The fanbase has already spoken out on this in two polarized ends. The haters say that he's former Scum, a black hole at forward and a clubhouse cancer. The advocates say that he's of a higher class and quite frankly, he is someone new from our current underwhelming crop of strikers. 

But rather than looking at the emotional impact on the club which will sure to be the stuff of message boards, let's figure out the impact on the field. We have the data, we have the numbers, and we have the tactics. What does Adebayor mean for Tottenham this season?

Well, to understand Adebayor's impact, we first need to understand what he'd be replacing for Tottenham. First up we have Roman Pavluychenko. After his big start against Hearts today resulted him in knocking every shot into Row Z, I think we can fairly eliminate him as a contender for playing time at the moment for Tottenham.

Next we have Jermain Defoe. Defoe was electric in the first Hearts tie, skinning the SPL squad's defense. But against Manchester United this weekend, Defoe was an entirely different proposition. Rather than playing a true advanced forward to lead the line against United, Defoe drifted deep and wide, leaving a giant hole up top for Tottenham.

Now if you're Barcelona this is no big deal, Leo Messi does this constantly. However, Not only can Tottenham not link play like Barcelona, but Defoe's distribution was also negative and inconsistent, making this an even bigger problem. Check the chart: 


Now of even greater importance than this is the presumed strike partner for whoever our No. 9 is, Rafael van der Vaart. Defoe's drifting is absolutely unviable in combination with van der Vaart, whose central positioning left him attacking three defenders alone in the United match whilst Defoe was nowhere to be found.

Defoe has never shown ability to play well without a tall No. 9 next to him in a 4-4-2. And van der Vaart has proven to be a more reliable performer as a strike partner; a more consistent finisher, distributor, and defensive worker.

Now ask any Spurs supporter who paired best with van der Vaart in 2010-11, and you should universally hear Peter Crouch.
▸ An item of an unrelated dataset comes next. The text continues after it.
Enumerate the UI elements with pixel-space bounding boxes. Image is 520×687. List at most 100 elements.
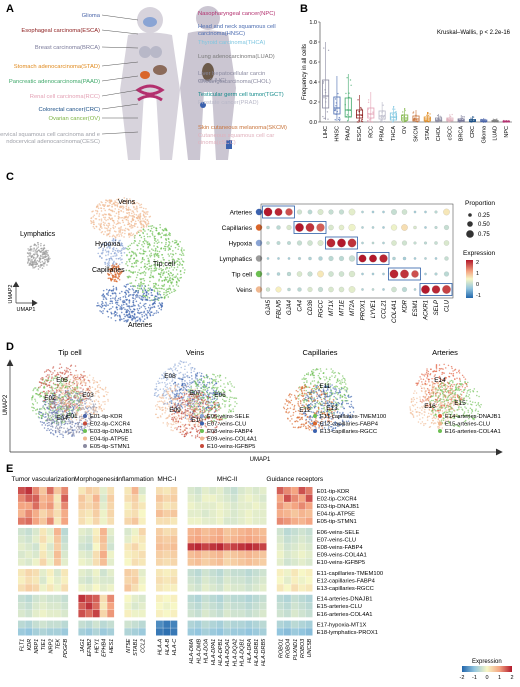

Crouch's distribution is top notch, where his deft touch pairs fantastically with his height. He can win balls and quickly put them into great positions. At his best, Crouch is a perfect striker for Tottenham's system.

Unfortunately, last season Crouch was far from his best. Throughout his career, Crouch has averaged shots/goals ratio of 0.13 and a shots on target ratio of 0.54, hardly exemplary but at least serviceable. But last season Crouch was shocking at goal, as his shots/goals ratio fell to 0.09 and his shots on target ratio also dropped to 0.51. Crouch's efficiency has become poor, and that's the biggest reason Adebayor is needed.

In comparison to Peter Crouch, Adebayor has averaged a shots/goals ratio of 0.21 and a shots on target ratio of 0.6. Adebayor scores goals at a rate twice as efficient as Crouch. In his last full season with Man City in 09-10 Adebayor was even better, dropping a a shots/goals ratio of 0.28 and a shots on target ratio of 0.64. This means Adebayor was more that 3x more efficient in that recent season than Crouch was in this past season.

However, this does nothing to level the idea that Adebayor is a me-first player that is unable to bring in his teammates. Well, I have long found this to be false. Perhaps my memory is most affected by a Tottenham-Arsenal derby of September 2007, where Adebayor tore Tottenham apart with two goals as the Gunners won 3-1. I remember Adebayor's dynamism in front of goal that day, but I also remember how active and involved he was that game as well. Let's look at his passing chart from that game:Screen_shot_2011-08-25_at_5

This chalkboard shows Adebayor's fantastic all-around game. A high passing percentage, positive movement, active while still maintaining positioning in the final third, and of course, scoring goals. This is the kind of forward Tottenham needs, an active No. 9 who can win balls, pass, and finish. This is what Adebayor can do.

Obviously, it will take time for Adebayor to blend in with the squad and become a player who can function within the system. But Adebayor's skills and size make him extremely viable as a striker that can help lift Tottenham. Give him time to adjust and hope that he keeps his head together, but Emmanuel Adebayor could be just what Tottenham has been missing in attack.